We have been pretty gloomy about the state of the seniors housing market recently. It has not been without reason, with the industry still mired in low occupancy, persistent discounting and labor difficulties, both finding it and paying for it. On top of that, October’s low M&A count (just 24 publicly announced deals) did not make us feel any better. That was true in both the senior care sector and in health care M&A in general.
At the same time, private equity capital keeps pouring into the healthcare services space (including home health care, behavioral health, physician medical groups, etc…), showing us that investors still view the industry incredibly favorably and may keep the deals flowing into 2020. Plus, there is cheap and abundant debt that can fund that growth. However, a lot of variables could indeed stall the M&A market, such as a potential recession freezing liquidity or political ramifications from the 2020 election that could fundamentally alter how healthcare is done, and paid for, in the country. For us, it will be hard to top the 1,912 healthcare M&A transactions recorded in 2018, according to our Deal Search Online database. So far in 2019, as of November 7, we have just over 1,500 publicly announced health care deals, so surpassing 2018’s level doesn’t look likely. But what about the M&A outlook in 2020?

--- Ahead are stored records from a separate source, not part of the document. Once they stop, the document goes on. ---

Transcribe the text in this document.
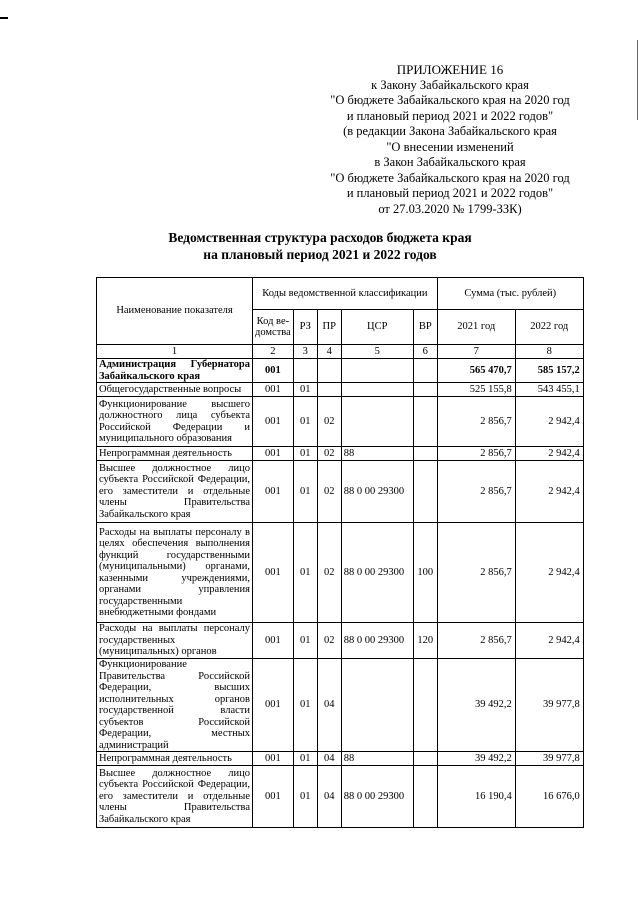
ПРИЛОЖЕНИЕ 16
к Закону Забайкальского края
"О бюджете Забайкальского края на 2020 год
и плановый период 2021 и 2022 годов"
(в редакции Закона Забайкальского края
"О внесении изменений
в Закон Забайкальского края
"О бюджете Забайкальского края на 2020 год
и плановый период 2021 и 2022 годов"
от 27.03.2020 № 1799-ЗЗК)
Ведомственная структура расходов бюджета края
на плановый период 2021 и 2022 годов
Наименование показателя	Коды ведомственной классификации					Сумма (тыс. рублей)	
	Код ве-домства	РЗ	ПР	ЦСР	ВР	2021 год	2022 год
1	2	3	4	5	6	7	8
Администрация Губернатора Забайкальского края	001					565 470,7	585 157,2
Общегосударственные вопросы	001	01				525 155,8	543 455,1
Функционирование высшего должностного лица субъекта Российской Федерации и муниципального образования	001	01	02			2 856,7	2 942,4
Непрограммная деятельность	001	01	02	88		2 856,7	2 942,4
Высшее должностное лицо субъекта Российской Федерации, его заместители и отдельные члены Правительства Забайкальского края	001	01	02	88 0 00 29300		2 856,7	2 942,4
Расходы на выплаты персоналу в целях обеспечения выполнения функций государственными (муниципальными) органами, казенными учреждениями, органами управления государственными внебюджетными фондами	001	01	02	88 0 00 29300	100	2 856,7	2 942,4
Расходы на выплаты персоналу государственных (муниципальных) органов	001	01	02	88 0 00 29300	120	2 856,7	2 942,4
Функционирование Правительства Российской Федерации, высших исполнительных органов государственной власти субъектов Российской Федерации, местных администраций	001	01	04			39 492,2	39 977,8
Непрограммная деятельность	001	01	04	88		39 492,2	39 977,8
Высшее должностное лицо субъекта Российской Федерации, его заместители и отдельные члены Правительства Забайкальского края	001	01	04	88 0 00 29300		16 190,4	16 676,0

Well, Capital One just released its annual survey of healthcare services executives, and just 14% of respondents expect there to be a contraction in healthcare services M&A activity, up from 10% in last year’s survey. About one-third, or 30%, of executives expect an increase in M&A activity, which is down from 42% in 2018’s survey. So, M&A enthusiasm has been tempered a bit, but not a lot. Indeed, 41% of executives responded that buying or merging with an existing business would still be their preferred growth strategy.

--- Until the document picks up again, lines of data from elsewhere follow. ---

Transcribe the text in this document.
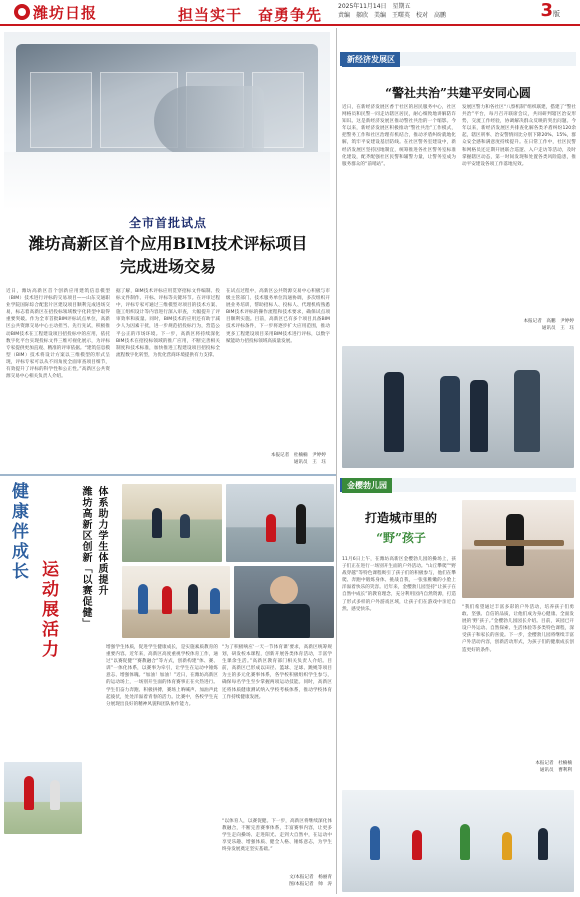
潍坊日报	担当实干　奋勇争先	2025年11月14日　星期五
责编　郝欣　美编　王曙英　校对　高鹏	3版
全市首批试点
潍坊高新区首个应用BIM技术评标项目
完成进场交易
近日，潍坊高新区首个创新应用建筑信息模型（BIM）技术进行评标的交易项目——山东交通职业学院国际综合配套片区建设项目顺利完成进场交易，标志着高新区在招投标领域数字化转型中取得重要突破。作为全市首批BIM评标试点单位，高新区公共资源交易中心主动担当、先行先试，积极推动BIM技术在工程建设项目招投标中的应用，依托数字化平台实现投标文件三维可视化展示，为评标专家提供更加直观、精准的评审依据。“建筑信息模型（BIM）技术将设计方案以三维模型的形式呈现，评标专家可以从不同角度全面审查项目细节，有效提升了评标的科学性和公正性。”高新区公共资源交易中心相关负责人介绍。
据了解，BIM技术评标应用贯穿招标文件编制、投标文件制作、开标、评标等关键环节。在评审过程中，评标专家可通过三维模型对项目的技术方案、施工组织设计等内容进行深入审查，大幅提升了评审效率和质量。同时，BIM技术的应用还有助于减少人为因素干扰，进一步规范招投标行为，营造公平公正的市场环境。下一步，高新区将持续深化BIM技术在招投标领域的推广应用，不断完善相关制度和技术标准，加快推进工程建设项目招投标全流程数字化转型，为优化营商环境提供有力支撑。
在试点过程中，高新区公共资源交易中心积极与市级主管部门、技术服务单位沟通协调，多次组织开展业务培训，帮助招标人、投标人、代理机构熟悉BIM技术评标的操作流程和技术要求，确保试点项目顺利实施。目前，高新区已有多个项目具备BIM技术评标条件，下一步将逐步扩大应用范围，推动更多工程建设项目采用BIM技术进行评标，以数字赋能助力招投标领域高质量发展。
本报记者　杜楠楠　尹婷婷
通讯员　王　珏
健康伴成长
运动展活力 潍坊高新区创新「以赛促健」 体系助力学生体质提升
增强学生体质，促进学生健康成长，是实施素质教育的重要内容。近年来，高新区高度重视学校体育工作，通过“以赛促健”“赛教融合”等方式，创新构建“体、赛、训”一体化体系，以赛事为牵引，让学生在运动中锤炼意志、增强体魄。“加油！加油！”近日，在潍坊高新区的运动场上，一场别开生面的体育赛事正在火热进行。学生们奋力奔跑、积极拼搏，赛场上呐喊声、加油声此起彼伏，处处洋溢着青春的活力。比赛中，各校学生充分展现出良好的精神风貌和团队协作能力。
“为了积极响应‘一天一节体育课’要求，高新区统筹规划，研发校本课程，创新开展各类体育活动，丰富学生课余生活。”高新区教育部门相关负责人介绍。目前，高新区已形成以田径、篮球、足球、跳绳等项目为主的多元化赛事体系，各学校积极组织学生参与，确保每名学生至少掌握两项运动技能。同时，高新区还将体质健康测试纳入学校考核体系，推动学校体育工作持续健康发展。
“以体育人，以赛促健。下一步，高新区将继续深化体教融合，不断完善赛事体系，丰富赛事内容，让更多学生走向操场、走进阳光、走到大自然中，在运动中享受乐趣、增强体质、健全人格、锤炼意志，为学生终身发展奠定坚实基础。”
文/本报记者　杨丽青
图/本报记者　帅　涛
新经济发展区
“警社共治”共建平安同心圆
近日，在新经济发展区香于社区的居民服务中心，社区网格员和民警一同走访辖区居民，耐心细致地讲解防诈知识。这是新经济发展区推动警社共治的一个缩影。今年以来，新经济发展区积极推动“警社共治”工作模式，把警务工作和社区治理有机结合，推动矛盾纠纷就地化解，筑牢平安建设基层防线。在社区警务室建设中，新经济发展区坚持因地制宜，统筹推进各社区警务室标准化建设，配齐配强社区民警和辅警力量，让警务室成为服务群众的“前哨站”。
发展区警力和各社区“八察机制”组织联建，搭建了“警社共治”平台，每月召开联席会议，共同研判辖区治安形势，交流工作经验，协调解决群众反映的突出问题。今年以来，新经济发展区共排查化解各类矛盾纠纷120余起，辖区刑事、治安警情同比分别下降20%、15%，群众安全感和满意度持续提升。在日常工作中，社区民警和网格员还定期开展联合巡逻、入户走访等活动，及时掌握辖区动态，第一时间发现和处置各类风险隐患，推动平安建设各项工作落地见效。
本报记者　高鹏　尹婷婷
通讯员　王　珏
金樱勃儿园
打造城市里的
“野”孩子
11月6日上午，在潍坊高新区金樱勃儿园的操场上，孩子们正在进行一场别开生面的户外活动。“山丘攀爬”“野战穿越”等特色课程吸引了孩子们的积极参与，他们在攀爬、奔跑中锻炼身体、挑战自我，一张张稚嫩的小脸上洋溢着快乐的笑容。近年来，金樱勃儿园坚持“让孩子在自然中成长”的教育理念，充分利用园内自然资源，打造了形式多样的户外游戏区域，让孩子们在游戏中亲近自然、感受快乐。	“我们希望通过丰富多彩的户外活动，培养孩子们勇敢、坚强、自信的品质，让他们成为身心健康、全面发展的‘野’孩子。”金樱勃儿园园长介绍。目前，该园已开设户外运动、自然探索、生活体验等多类特色课程，深受孩子和家长的喜爱。下一步，金樱勃儿园将继续丰富户外活动内容，创新活动形式，为孩子们的健康成长创造更好的条件。
本报记者　杜楠楠
通讯员　曹利利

Shifting to the performance outlook of the healthcare services industry, the respondents were more optimistic, with 69% of executives predicting their businesses will perform better compared with the last 12 months, with just 4% expecting a drop. For which sector these executives thought would do the best in 2020, 39% named the physician medical groups sector, with behavioral health and home health care/hospice each getting 19% and 16% of the vote, respectively. Based on which sectors have attracted the most interest from private equity firms in the last year, that seems about right.